Shortly after finishing his studies of Business Administration and Engineering at the University of Karlsruhe, Simon was invited by Frank Elstner to his German network TV show Menschen der Woche (people of the week). Afterward, he was also chosen to perform on Elstner's Saturday evening show Verstehen Sie Spaß? (the German equivalent of Candid Camera), where he earned his own part as magic decoy and has since played magic pranks in more than 20 episodes to date.

In addition to other worldwide TV appearances, he works off-camera as a consultant and, for example, developed an illusion for Heidi Klum's Germany's Next Top Model.

Since 2008 he has been heavily involved in digital magic, a combination of magic and technical innovation. Pierro is now known as "The iPad Magician," and was the first German magician to be invited to an Apple Store. He uses Apple's tablet and sleight of hand techniques to make objects appear to be pulled out of the iPad, sometimes appearing to have psychokinesis connecting the iPad into the real world. One of his signature illusions is to attach a beer tap to the screen of an iPad and then to serve glasses of beer to audience members from it.

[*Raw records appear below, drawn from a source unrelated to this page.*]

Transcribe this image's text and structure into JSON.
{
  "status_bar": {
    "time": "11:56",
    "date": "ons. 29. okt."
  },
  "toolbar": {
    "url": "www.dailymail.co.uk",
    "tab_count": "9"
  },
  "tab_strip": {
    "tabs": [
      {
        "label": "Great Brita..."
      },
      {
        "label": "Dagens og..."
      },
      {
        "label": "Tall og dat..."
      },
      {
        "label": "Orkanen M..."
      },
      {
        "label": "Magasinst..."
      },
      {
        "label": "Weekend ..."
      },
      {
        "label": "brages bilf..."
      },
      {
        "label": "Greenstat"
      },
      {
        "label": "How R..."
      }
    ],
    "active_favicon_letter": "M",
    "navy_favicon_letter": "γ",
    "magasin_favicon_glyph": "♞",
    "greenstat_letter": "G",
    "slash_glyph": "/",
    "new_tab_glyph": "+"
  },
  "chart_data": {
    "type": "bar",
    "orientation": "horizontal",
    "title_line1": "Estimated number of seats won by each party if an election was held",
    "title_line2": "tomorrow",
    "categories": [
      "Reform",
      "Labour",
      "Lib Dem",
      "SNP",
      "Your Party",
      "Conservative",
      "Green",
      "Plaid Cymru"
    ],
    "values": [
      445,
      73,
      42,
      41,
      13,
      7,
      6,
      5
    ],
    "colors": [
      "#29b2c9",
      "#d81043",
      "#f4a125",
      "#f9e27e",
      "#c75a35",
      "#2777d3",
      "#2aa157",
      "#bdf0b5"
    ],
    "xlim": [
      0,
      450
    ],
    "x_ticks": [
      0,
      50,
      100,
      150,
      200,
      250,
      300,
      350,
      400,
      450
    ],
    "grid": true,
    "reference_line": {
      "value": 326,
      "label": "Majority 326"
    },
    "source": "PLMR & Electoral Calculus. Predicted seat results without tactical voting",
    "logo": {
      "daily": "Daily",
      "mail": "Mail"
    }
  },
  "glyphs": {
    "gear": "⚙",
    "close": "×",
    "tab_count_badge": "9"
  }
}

With video clips such as "Preview of iOS 5" and "iPad Horror," videos of Pierro's iPad magic act have seen notable success online, with views topping 80 million as of June, 2015.

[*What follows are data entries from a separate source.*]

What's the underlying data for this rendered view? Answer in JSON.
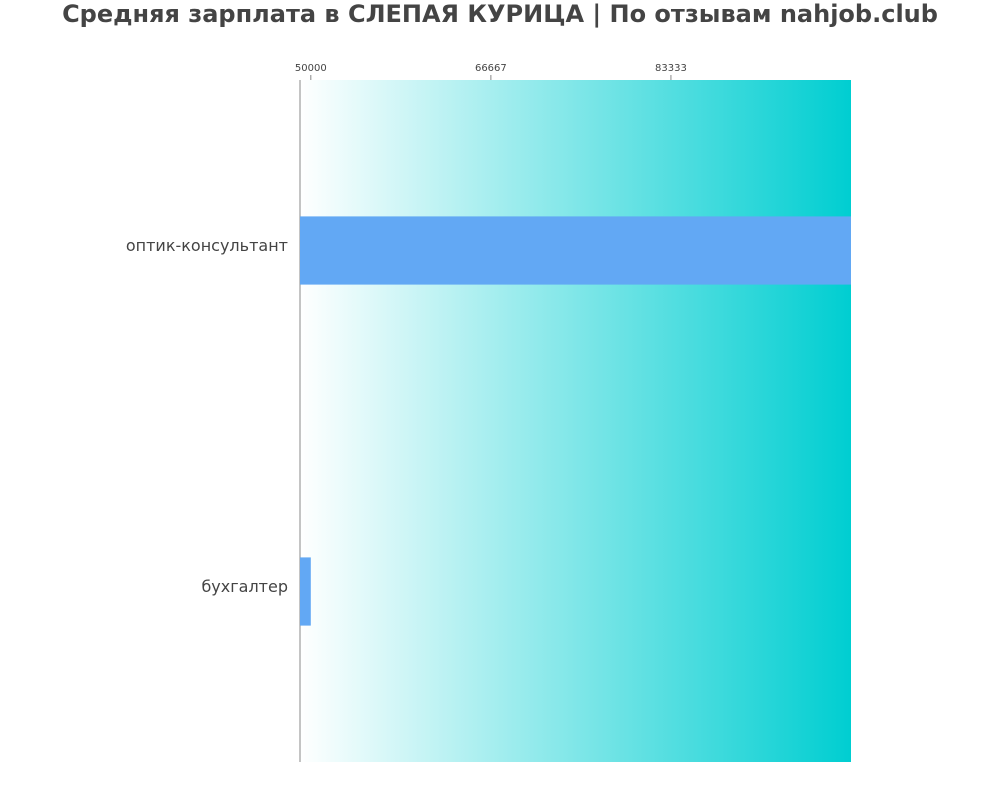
{
  "chart_data": {
    "type": "barh",
    "title": "Средняя зарплата в СЛЕПАЯ КУРИЦА | По отзывам nahjob.club",
    "categories": [
      "оптик-консультант",
      "бухгалтер"
    ],
    "values": [
      100000,
      50000
    ],
    "color": "#62a8f4",
    "xlim": [
      49000,
      100000
    ],
    "xticks": [
      50000,
      66667,
      83333
    ]
  }
}
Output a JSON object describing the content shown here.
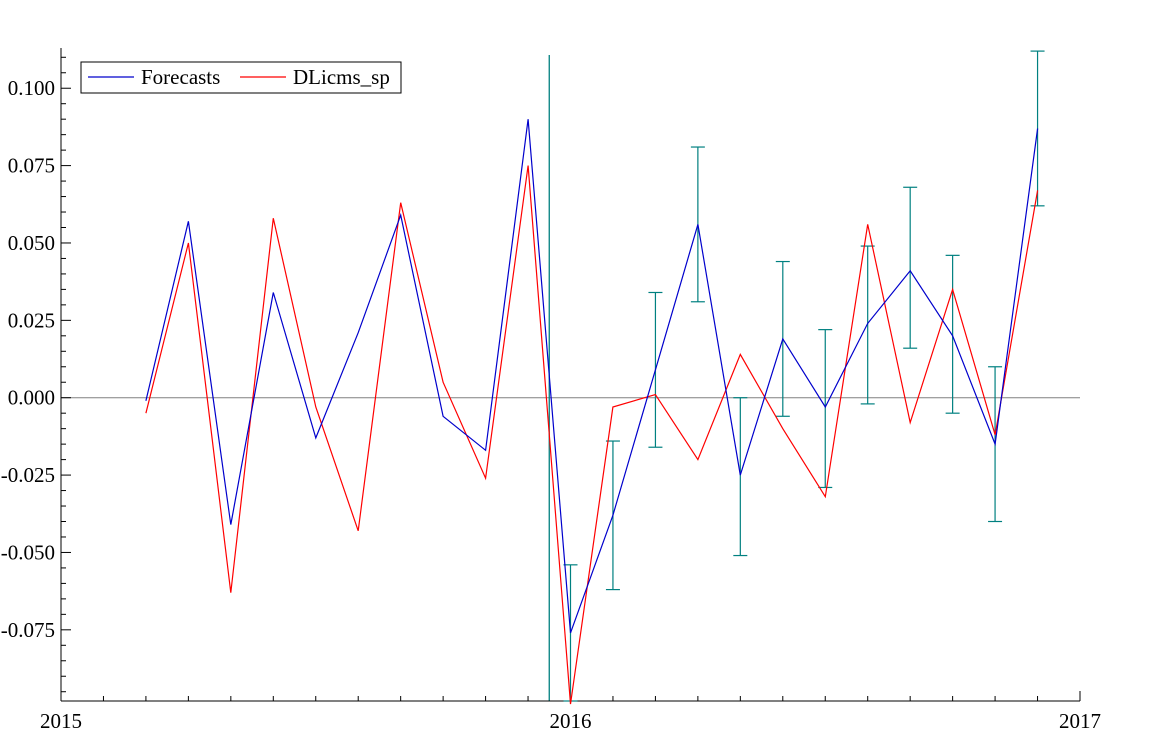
{
  "chart_data": {
    "type": "line",
    "title": "",
    "xlabel": "",
    "ylabel": "",
    "xlim": [
      2015,
      2017
    ],
    "ylim": [
      -0.098,
      0.113
    ],
    "x_ticks": [
      {
        "value": 2015,
        "label": "2015"
      },
      {
        "value": 2016,
        "label": "2016"
      },
      {
        "value": 2017,
        "label": "2017"
      }
    ],
    "y_ticks": [
      {
        "value": 0.1,
        "label": "0.100"
      },
      {
        "value": 0.075,
        "label": "0.075"
      },
      {
        "value": 0.05,
        "label": "0.050"
      },
      {
        "value": 0.025,
        "label": "0.025"
      },
      {
        "value": 0.0,
        "label": "0.000"
      },
      {
        "value": -0.025,
        "label": "-0.025"
      },
      {
        "value": -0.05,
        "label": "-0.050"
      },
      {
        "value": -0.075,
        "label": "-0.075"
      }
    ],
    "legend": {
      "position": "top-left",
      "entries": [
        "Forecasts",
        "DLicms_sp"
      ]
    },
    "x": [
      2015.1667,
      2015.25,
      2015.3333,
      2015.4167,
      2015.5,
      2015.5833,
      2015.6667,
      2015.75,
      2015.8333,
      2015.9167,
      2016.0,
      2016.0833,
      2016.1667,
      2016.25,
      2016.3333,
      2016.4167,
      2016.5,
      2016.5833,
      2016.6667,
      2016.75,
      2016.8333,
      2016.9167
    ],
    "series": [
      {
        "name": "Forecasts",
        "color": "#0000cc",
        "values": [
          -0.001,
          0.057,
          -0.041,
          0.034,
          -0.013,
          0.021,
          0.059,
          -0.006,
          -0.017,
          0.09,
          -0.076,
          -0.038,
          0.009,
          0.056,
          -0.025,
          0.019,
          -0.003,
          0.024,
          0.041,
          0.02,
          -0.015,
          0.087
        ]
      },
      {
        "name": "DLicms_sp",
        "color": "#ff0000",
        "values": [
          -0.005,
          0.05,
          -0.063,
          0.058,
          -0.003,
          -0.043,
          0.063,
          0.005,
          -0.026,
          0.075,
          -0.099,
          -0.003,
          0.001,
          -0.02,
          0.014,
          -0.01,
          -0.032,
          0.056,
          -0.008,
          0.035,
          -0.012,
          0.067
        ]
      }
    ],
    "error_bars": {
      "color": "#008080",
      "x": [
        2016.0,
        2016.0833,
        2016.1667,
        2016.25,
        2016.3333,
        2016.4167,
        2016.5,
        2016.5833,
        2016.6667,
        2016.75,
        2016.8333,
        2016.9167
      ],
      "low": [
        -0.098,
        -0.062,
        -0.016,
        0.031,
        -0.051,
        -0.006,
        -0.029,
        -0.002,
        0.016,
        -0.005,
        -0.04,
        0.062
      ],
      "high": [
        -0.054,
        -0.014,
        0.034,
        0.081,
        0.0,
        0.044,
        0.022,
        0.049,
        0.068,
        0.046,
        0.01,
        0.112
      ]
    },
    "forecast_start_marker": {
      "x": 2015.9583,
      "color": "#008080"
    },
    "zero_line": {
      "y": 0.0,
      "color": "#808080"
    }
  }
}
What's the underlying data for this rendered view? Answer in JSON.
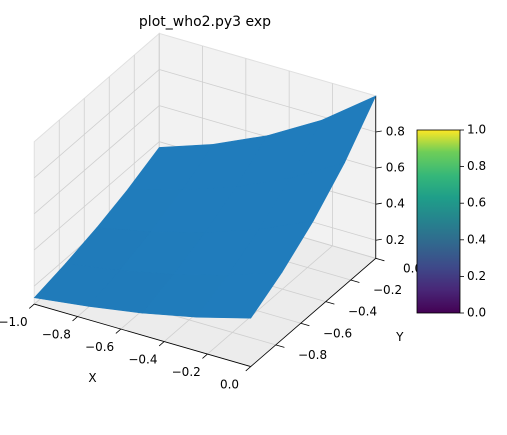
{
  "chart_data": {
    "type": "surface",
    "title": "plot_who2.py3 exp",
    "x_label": "X",
    "y_label": "Y",
    "x": [
      -1,
      -0.75,
      -0.5,
      -0.25,
      0
    ],
    "y": [
      -1,
      -0.75,
      -0.5,
      -0.25,
      0
    ],
    "z": [
      [
        0.135,
        0.174,
        0.223,
        0.287,
        0.368
      ],
      [
        0.174,
        0.223,
        0.287,
        0.368,
        0.472
      ],
      [
        0.223,
        0.287,
        0.368,
        0.472,
        0.607
      ],
      [
        0.287,
        0.368,
        0.472,
        0.607,
        0.779
      ],
      [
        0.368,
        0.472,
        0.607,
        0.779,
        1.0
      ]
    ],
    "color": "#1f77b4",
    "xlim": [
      -1,
      0
    ],
    "ylim": [
      -1,
      0
    ],
    "zlim": [
      0.1,
      1.0
    ],
    "xticks": [
      {
        "value": -1,
        "label": "−1.0"
      },
      {
        "value": -0.8,
        "label": "−0.8"
      },
      {
        "value": -0.6,
        "label": "−0.6"
      },
      {
        "value": -0.4,
        "label": "−0.4"
      },
      {
        "value": -0.2,
        "label": "−0.2"
      },
      {
        "value": 0,
        "label": "0.0"
      }
    ],
    "yticks": [
      {
        "value": -0.8,
        "label": "−0.8"
      },
      {
        "value": -0.6,
        "label": "−0.6"
      },
      {
        "value": -0.4,
        "label": "−0.4"
      },
      {
        "value": -0.2,
        "label": "−0.2"
      },
      {
        "value": 0,
        "label": "0.0"
      }
    ],
    "zticks": [
      0.2,
      0.4,
      0.6,
      0.8
    ],
    "grid": true,
    "colorbar": {
      "colormap": "viridis",
      "lim": [
        0,
        1
      ],
      "ticks": [
        {
          "value": 0,
          "label": "0.0"
        },
        0.2,
        0.4,
        0.6,
        0.8,
        {
          "value": 1,
          "label": "1.0"
        }
      ]
    }
  }
}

After an appearance on The Ellen DeGeneres Show, a video of his performance on that broadcast was viewed on YouTube more than 20 million times, more than any magician who has ever appeared on Ellen's show.

He has also appeared on Angry Birds Toons, as the Official Angry Birds Magician. His latest promotional appearances have been with LEGO, performing his iPad magic where he builds various LEGO objects on-screen and then hands them to children.